La guerre de l’once et du serpent, Patrice Montagu-Williams
La guerre de l’once et du serpent, avril 2015, 209 pages, 20 €
Ecrivain(s): Patrice Montagu-Williams Edition: L'Harmattan
Le Brésil est un pays qui engendre des rêves : en tant que contrée rattachée au continent américain d’abord, par son immensité et la diversité de ses populations et de ses régions, ensuite. Patrice Montagu-Williams, auteur du roman La guerre de l’once et du serpent, qui a pour cadre le Brésil des années 30, nous introduit bien dans cet univers.
L’action se déroule dans le Nordeste brésilien, le long du fleuve São Francisco, dans la région du sertão, terre imprégnée de légendes, de superstitions les plus diverses faisant bon ménage avec le catholicisme dominant. Cette région passe aussi pour être peuplée de bandits, de prophètes – faux ? – et de saints à la légende non confirmée.
C’est la veille de la seconde guerre mondiale ; le Brésil est dirigé alors d’une main de fer par Getulio Vargas, un dictateur, qui a installé un état fort, autoritaire, l’Estado Novo, et n’a pas choisi son camp entre les Nazis et les Alliés occidentaux. Peu de temps auparavant, Lampiào, l’un des plus célèbres des cangaçeiros, sorte de bandes assimilées à des « bandits d’honneur », et ses compagnons ont été abattus, décimés par les troupes du régime, ce dernier ne pouvant accepter de laisser une région entière sous le contrôle de bandes armées défiant son autorité.
Un étrange personnage apparaît au cœur de ce sertão ; il se fait nommer Padre et prétend fonder un nouveau territoire, le Neuland, nom allemand signifiant : nouveau pays, nouvelle terre. Cette proximité d’avec la langue allemande s’explique très simplement : ce personnage vient d’émigrer au Brésil, c’est un ancien des SA, massacrés en 1934 au cours de la nuit des longs couteaux, et écartés du pouvoir par les sbires de Hitler.
Au cours de ses rencontres, démarches et initiatives, c’est tout le Brésil qui se dévoile sous nos yeux : le conservatisme de l’église, la présence de cultes tel que le Candomblé, religion afro-brésilienne issue de l’esclavage, la dureté, la cruauté parfois, des mœurs des villageois locaux.
Ce Padre est cynique, implacable ; il veut arriver à ses fins et n’hésite pas à railler les faiblesses de l’âme humaine : « Et qu’est-ce que tu vends ? La même chose que toi : des rêves.
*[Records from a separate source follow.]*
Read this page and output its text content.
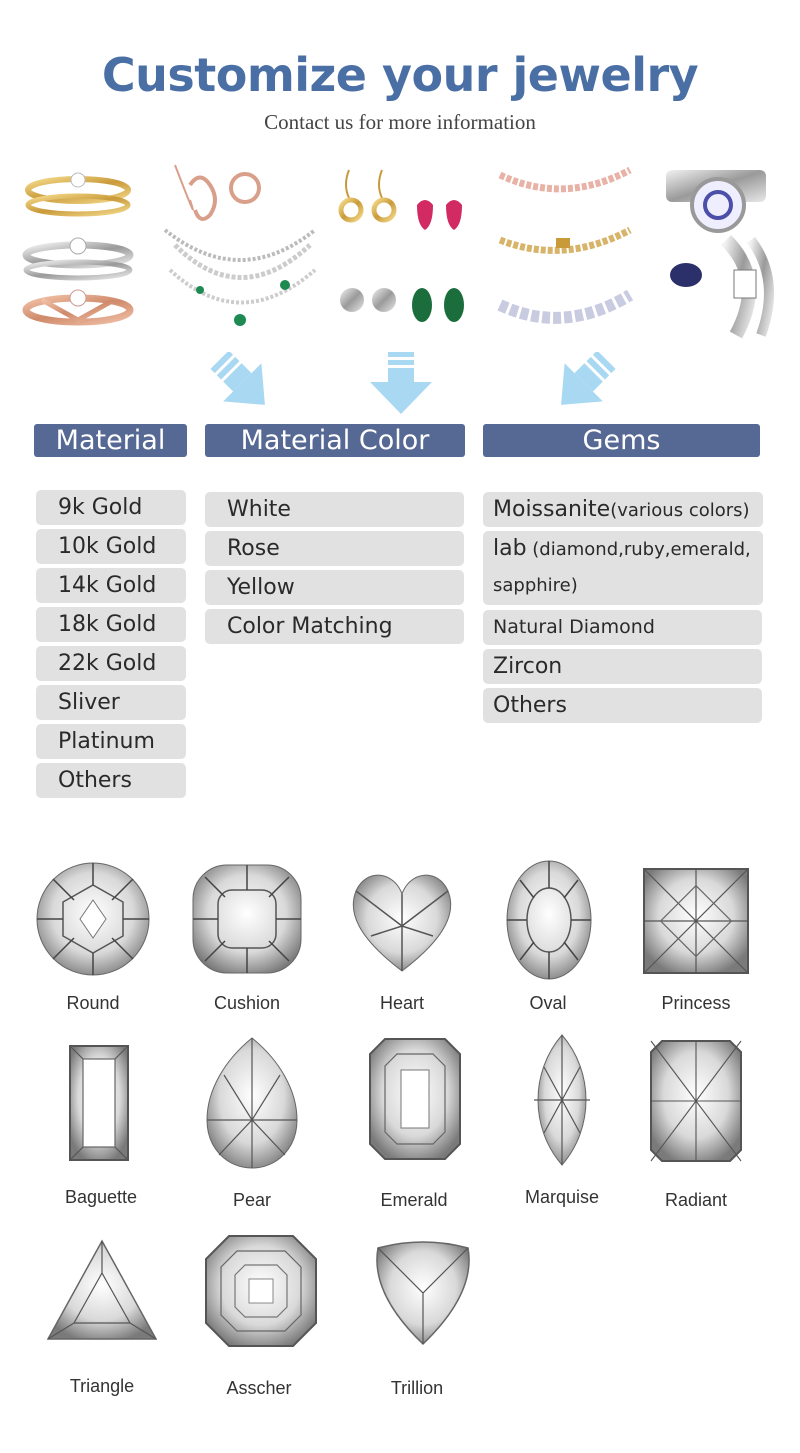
Customize your jewelry
Contact us for more information
Material	Material Color	Gems
9k Gold
10k Gold
14k Gold
18k Gold
22k Gold
Sliver
Platinum
Others
White
Rose
Yellow
Color Matching
Moissanite(various colors)
lab (diamond,ruby,emerald,
sapphire)
Natural Diamond
Zircon
Others
Round	Cushion	Heart	Oval	Princess
Baguette	Pear	Emerald	Marquise	Radiant
Triangle	Asscher	Trillion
Que peut-on vendre d’autre à des miséreux ? Et crois-tu qu’il y ait la place pour deux marchands de rêves dans ce village ? Sans doute pas ».
La fin du roman est cruelle, et ne ressemble guère à un happy end. Pourtant, l’auteur réussit assez bien à nous faire entrevoir les déchirements de ce pays, sa démesure, ses couleurs, sa nourriture.
La phrase finale résonne comme une prophétie : « Tu es une vraie pute, l’Indien (…) A six heures précises tu montes dans le clocher et tu fais sonner les cloches. C’est toi le maître du temps à présent. Le Padre et moi nous ne sommes que deux survivants ».